Ideas and innovation based on research are perhaps the most problematic, because they are exceptionally difficult to anticipate or predict, and they can be very disruptive. There is a lot of power in the insights and ideas generated from research, but often not enough patience on the part of the executive team or enough focus on the part of the researchers, so this activity can often become an "Alice in Wonderland" exercise unless carefully scripted, which is why many ideas from research often result when research is linked to directed innovation.
Which comes first?
There are debates about which should come first, directed innovation or opportunistic idea gathering. There are a couple of considerations. First, how engaged and active is the organization as a whole where innovation is concerned? If we open up an opportunistic idea gathering and networking program, will people participate? Will they generate meaningful, valuable ideas? Second, can you define and implement a program that prioritizes ideas and quickly implements the best ones? There's no reason to gather a lot of opportunistic ideas if you can't select the best ones and convert them into new products or services. Third, what is the role of innovation in your business? If innovation is meant to have a strategic impact, starting from the top with directed innovation will ensure a tighter link between strategy and innovation, moreso than opportunistic ideas. Fourth, how are good ideas recognized, prioritized and funded? If the prioritization and funding mechanisms are weak, opportunistic programs will collect a lot of ideas but never support any for funding. Fifth, how much engagement and involvement do you want across your organization?
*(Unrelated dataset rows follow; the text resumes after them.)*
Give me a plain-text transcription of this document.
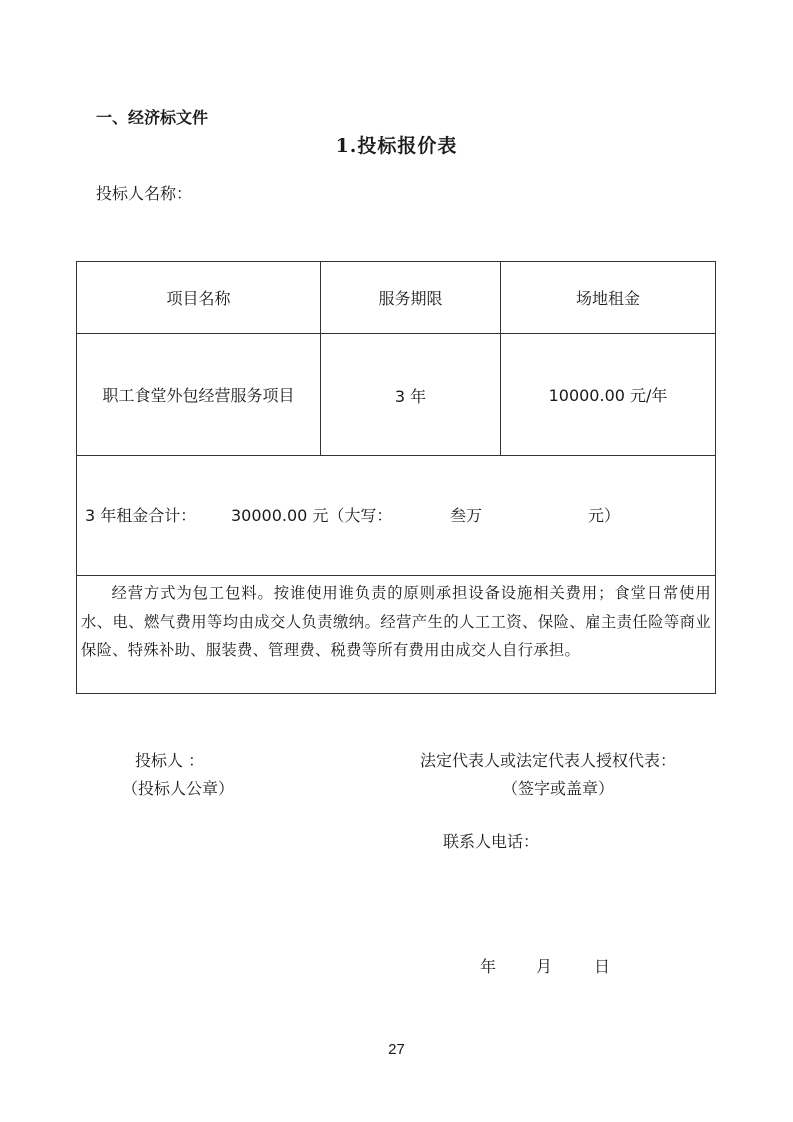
一、经济标文件
1.投标报价表
投标人名称：
项目名称	服务期限	场地租金
职工食堂外包经营服务项目	3 年	10000.00 元/年
3 年租金合计： 30000.00 元（大写：	叁万	元）
经营方式为包工包料。按谁使用谁负责的原则承担设备设施相关费用；食堂日常使用水、电、燃气费用等均由成交人负责缴纳。经营产生的人工工资、保险、雇主责任险等商业保险、特殊补助、服装费、管理费、税费等所有费用由成交人自行承担。
投标人 ：
（投标人公章）
法定代表人或法定代表人授权代表：
（签字或盖章）
联系人电话：
年 月	日
27
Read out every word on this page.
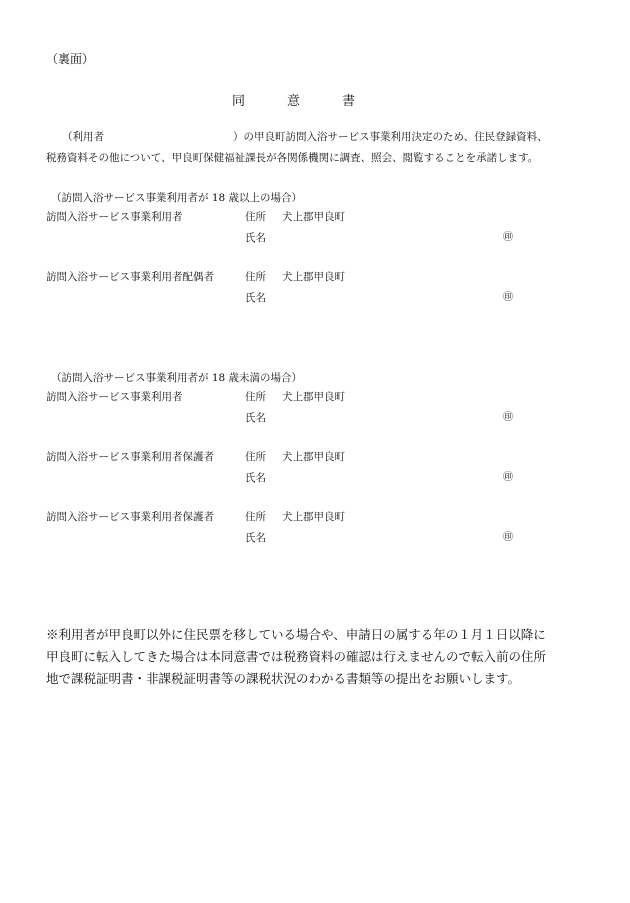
（裏面）
同	意	書
（利用者	）の甲良町訪問入浴サービス事業利用決定のため、住民登録資料、
税務資料その他について、甲良町保健福祉課長が各関係機関に調査、照会、閲覧することを承諾します。
（訪問入浴サービス事業利用者が 18 歳以上の場合）
訪問入浴サービス事業利用者	住所 犬上郡甲良町
氏名	㊞
訪問入浴サービス事業利用者配偶者	住所 犬上郡甲良町
氏名	㊞
（訪問入浴サービス事業利用者が 18 歳未満の場合）
訪問入浴サービス事業利用者	住所 犬上郡甲良町
氏名	㊞
訪問入浴サービス事業利用者保護者	住所 犬上郡甲良町
氏名	㊞
訪問入浴サービス事業利用者保護者	住所 犬上郡甲良町
氏名	㊞
※利用者が甲良町以外に住民票を移している場合や、申請日の属する年の１月１日以降に
甲良町に転入してきた場合は本同意書では税務資料の確認は行えませんので転入前の住所
地で課税証明書・非課税証明書等の課税状況のわかる書類等の提出をお願いします。
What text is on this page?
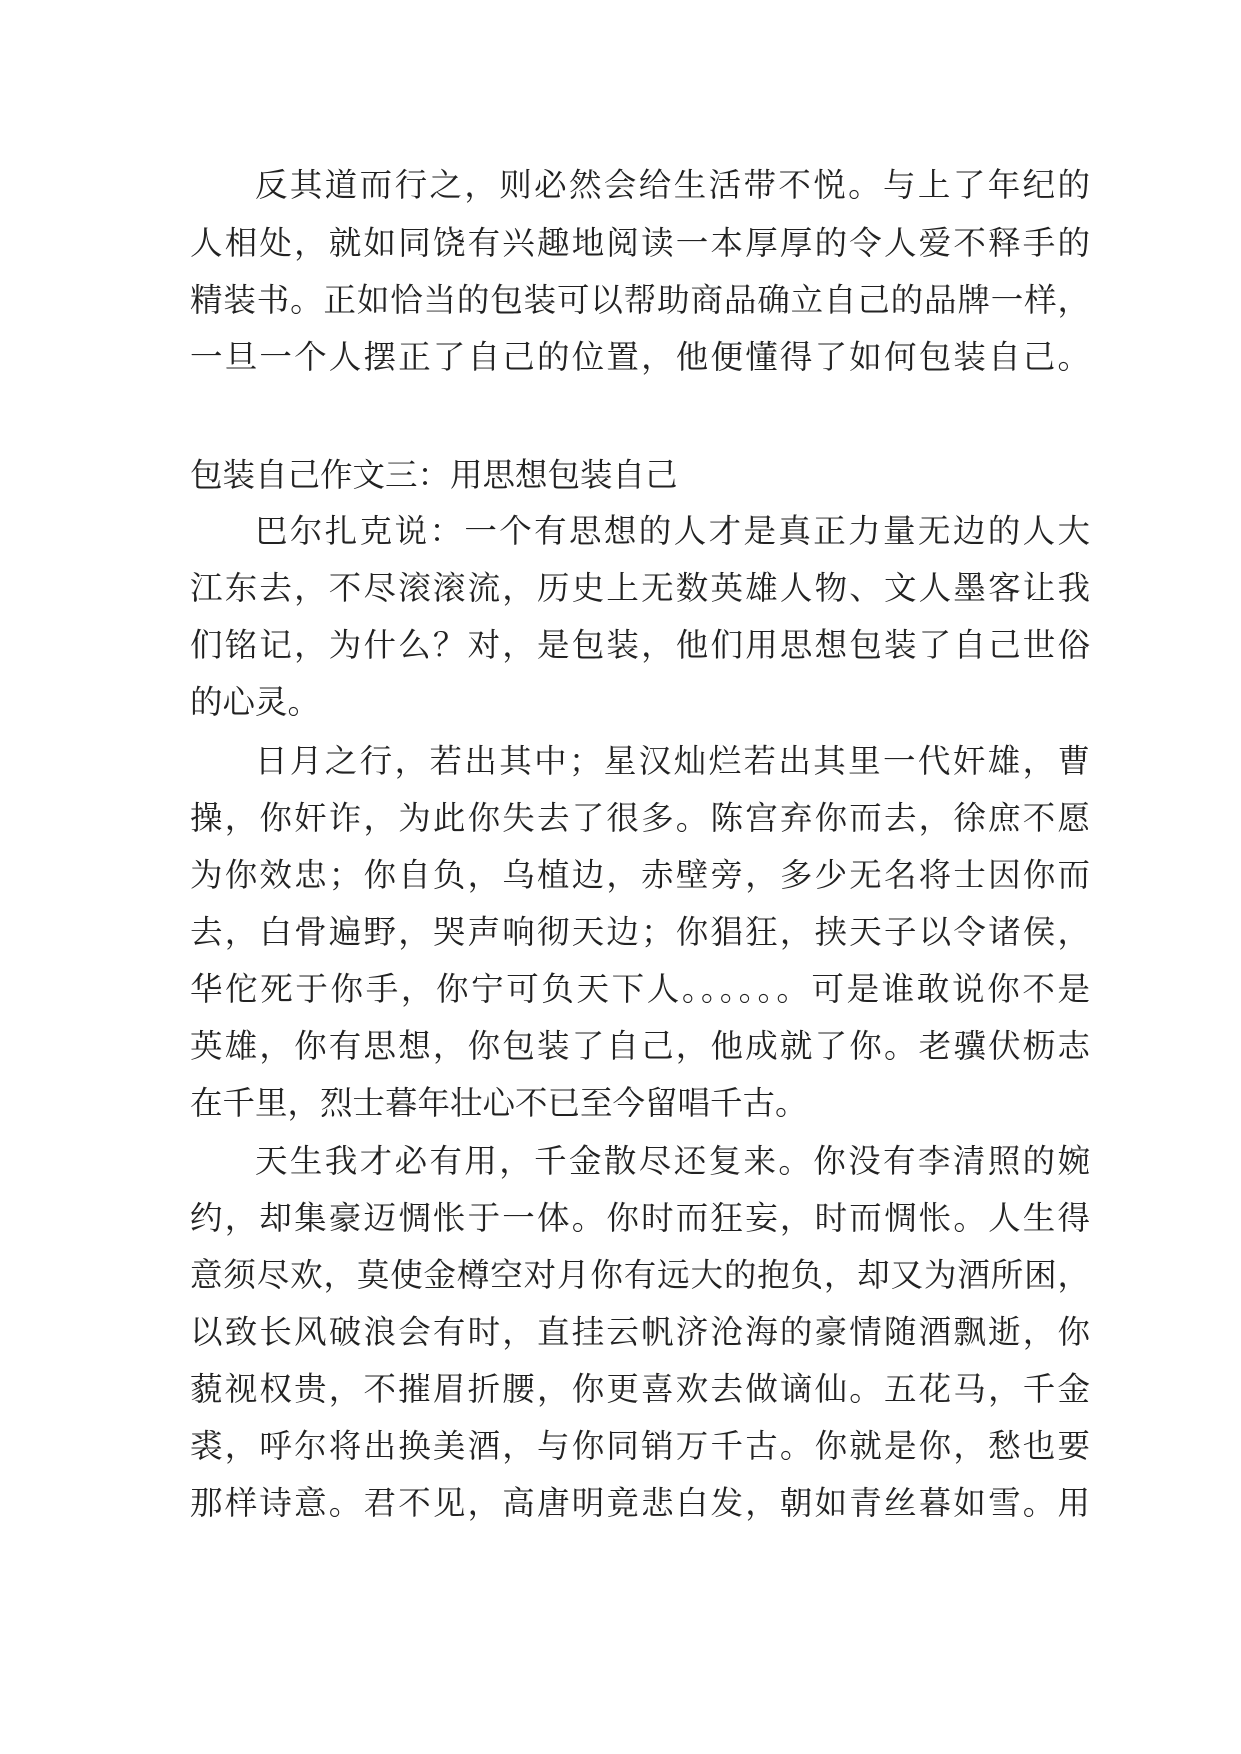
反其道而行之，则必然会给生活带不悦。与上了年纪的

人相处，就如同饶有兴趣地阅读一本厚厚的令人爱不释手的

精装书。正如恰当的包装可以帮助商品确立自己的品牌一样，

一旦一个人摆正了自己的位置，他便懂得了如何包装自己。

包装自己作文三：用思想包装自己

巴尔扎克说：一个有思想的人才是真正力量无边的人大

江东去，不尽滚滚流，历史上无数英雄人物、文人墨客让我

们铭记，为什么？对，是包装，他们用思想包装了自己世俗

的心灵。

日月之行，若出其中；星汉灿烂若出其里一代奸雄，曹

操，你奸诈，为此你失去了很多。陈宫弃你而去，徐庶不愿

为你效忠；你自负，乌植边，赤壁旁，多少无名将士因你而

去，白骨遍野，哭声响彻天边；你猖狂，挟天子以令诸侯，

华佗死于你手，你宁可负天下人。。。。。。可是谁敢说你不是

英雄，你有思想，你包装了自己，他成就了你。老骥伏枥志

在千里，烈士暮年壮心不已至今留唱千古。

天生我才必有用，千金散尽还复来。你没有李清照的婉

约，却集豪迈惆怅于一体。你时而狂妄，时而惆怅。人生得

意须尽欢，莫使金樽空对月你有远大的抱负，却又为酒所困，

以致长风破浪会有时，直挂云帆济沧海的豪情随酒飘逝，你

藐视权贵，不摧眉折腰，你更喜欢去做谪仙。五花马，千金

裘，呼尔将出换美酒，与你同销万千古。你就是你，愁也要

那样诗意。君不见，高唐明竟悲白发，朝如青丝暮如雪。用
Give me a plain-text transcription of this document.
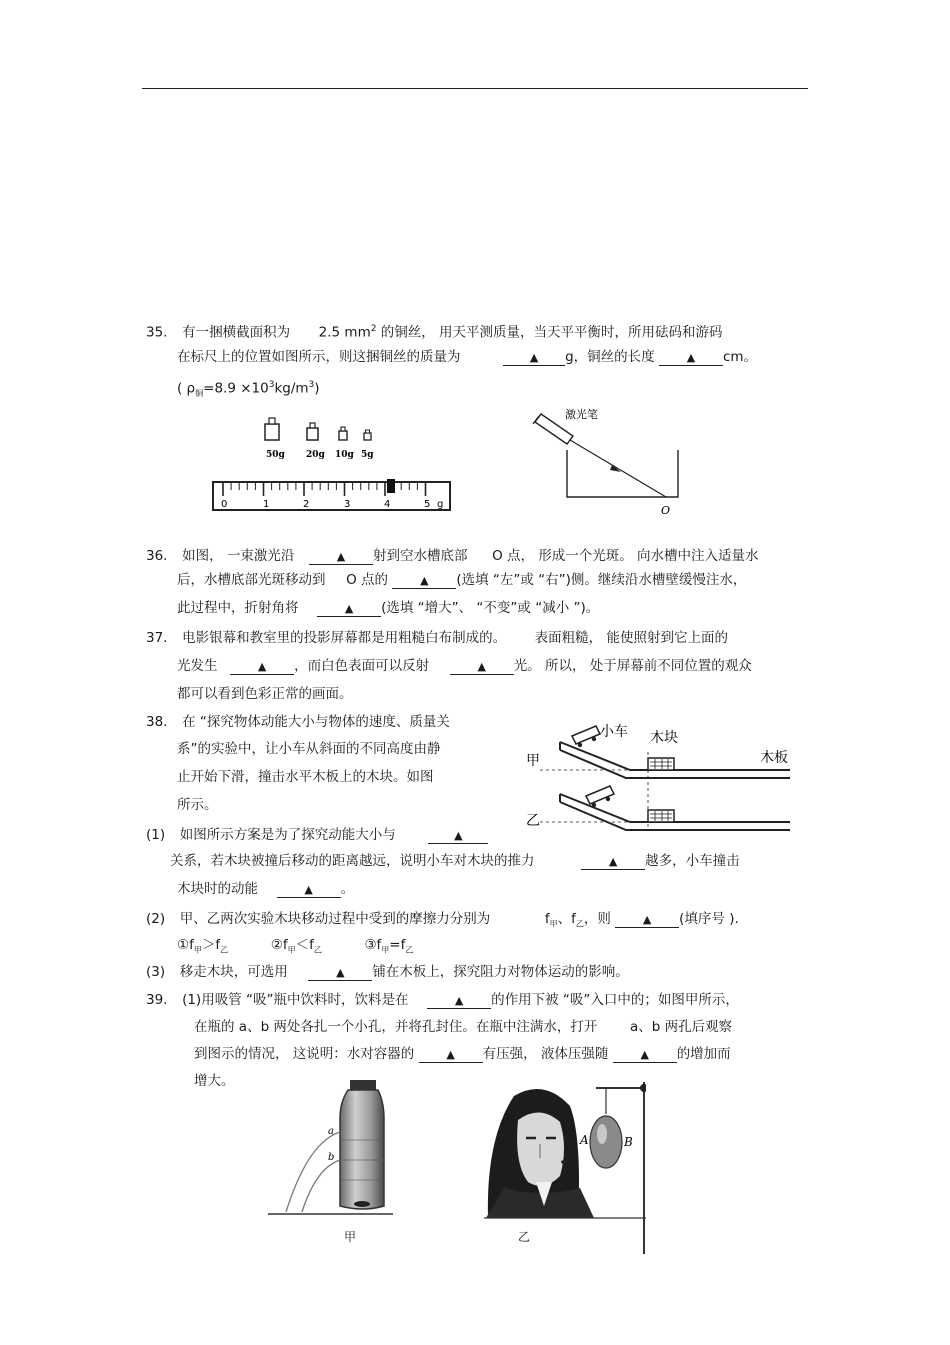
35. 有一捆横截面积为 2.5 $mm^2$ 的铜丝， 用天平测质量，当天平平衡时，所用砝码和游码
在标尺上的位置如图所示，则这捆铜丝的质量为	▲ g，铜丝的长度	▲ cm。
( $\rho_铜=8.9 \times 10^3kg/m^3$)
50g 20g 10g 5g
0	1	2	3	4	5 g
激光笔
O
36. 如图， 一束激光沿	▲ 射到空水槽底部 O 点， 形成一个光斑。 向水槽中注入适量水
后，水槽底部光斑移动到 O 点的	▲ (选填 “左”或 “右”)侧。继续沿水槽壁缓慢注水，
此过程中，折射角将	▲ (选填 “增大”、 “不变”或 “减小 ”)。
37. 电影银幕和教室里的投影屏幕都是用粗糙白布制成的。 表面粗糙， 能使照射到它上面的
光发生	▲ ，而白色表面可以反射	▲ 光。 所以， 处于屏幕前不同位置的观众
都可以看到色彩正常的画面。
38. 在 “探究物体动能大小与物体的速度、质量关
系”的实验中，让小车从斜面的不同高度由静
止开始下滑，撞击水平木板上的木块。如图
所示。
小车 木块
木板
甲
乙
(1) 如图所示方案是为了探究动能大小与	▲
关系，若木块被撞后移动的距离越远，说明小车对木块的推力	▲ 越多，小车撞击
木块时的动能	▲ 。
(2) 甲、乙两次实验木块移动过程中受到的摩擦力分别为	$f_甲$、$f_乙$，则	▲ (填序号 ).
$①f_甲>f_乙$	$②f_甲<f_乙$	$③f_甲=f_乙$
(3) 移走木块，可选用	▲ 铺在木板上，探究阻力对物体运动的影响。
39. (1)用吸管 “吸”瓶中饮料时，饮料是在	▲ 的作用下被 “吸”入口中的；如图甲所示，
在瓶的 a、b 两处各扎一个小孔，并将孔封住。在瓶中注满水，打开 a、b 两孔后观察
到图示的情况， 这说明：水对容器的	▲ 有压强， 液体压强随	▲ 的增加而
增大。
a
b
A	B
甲	乙
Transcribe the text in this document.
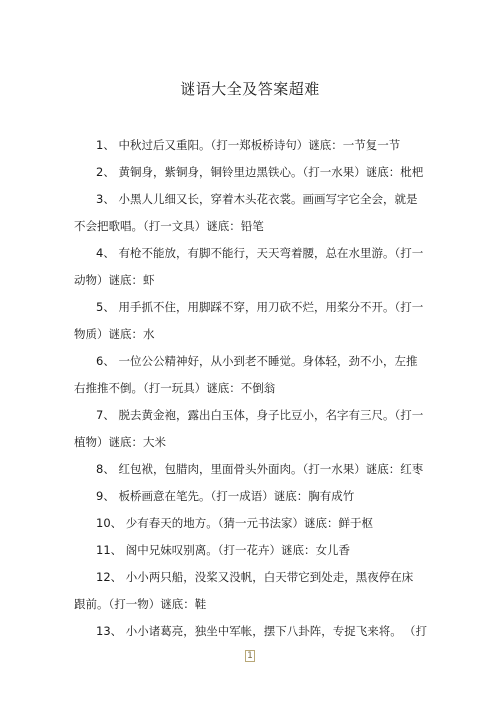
谜语大全及答案超难
1、 中秋过后又重阳。（打一郑板桥诗句）谜底：一节复一节
2、 黄铜身，紫铜身，铜铃里边黑铁心。（打一水果）谜底：枇杷
3、 小黑人儿细又长，穿着木头花衣裳。画画写字它全会，就是
不会把歌唱。（打一文具）谜底：铅笔
4、 有枪不能放，有脚不能行，天天弯着腰，总在水里游。（打一
动物）谜底：虾
5、 用手抓不住，用脚踩不穿，用刀砍不烂，用桨分不开。（打一
物质）谜底：水
6、 一位公公精神好，从小到老不睡觉。身体轻，劲不小，左推
右推推不倒。（打一玩具）谜底：不倒翁
7、 脱去黄金袍，露出白玉体，身子比豆小，名字有三尺。（打一
植物）谜底：大米
8、 红包袱，包腊肉，里面骨头外面肉。（打一水果）谜底：红枣
9、 板桥画意在笔先。（打一成语）谜底：胸有成竹
10、 少有春天的地方。（猜一元书法家）谜底：鲜于枢
11、 阁中兄妹叹别离。（打一花卉）谜底：女儿香
12、 小小两只船，没桨又没帆，白天带它到处走，黑夜停在床
跟前。（打一物）谜底：鞋
13、 小小诸葛亮，独坐中军帐，摆下八卦阵，专捉飞来将。 （打
1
Opportunistic idea programs open up innovation activities to a large population, and the number of ideas they generate may overwhelm the capability to respond, which will create anger and cynicism. While directed innovation requires more planning and process, opportunistic idea programs are easy to implement but difficult to maintain without significant resources.
Nothing happens in a business without the approval and buy-in of the executive team. Therefore, start with a directed innovation program meant to solve challenges and problems aligned to strategic business needs as a first step. This will require your team to define how to manage and select ideas. Once this program is developed and working, then implement an opportunistic program to collect ideas generated by the whole organization, and define a selection and prioritization matrix for the opportunistic ideas to determine which ones move forward, and then work them in the same or a very similar manner as the directed ideas. This approach gains some quick and strategic wins and allows you to develop an innovation team and methodology that you can then scale to manage a larger number and range of ideas. Don't try to do all of this at once, the needs and requirements are different and the engagement model is significantly different between the different idea streams.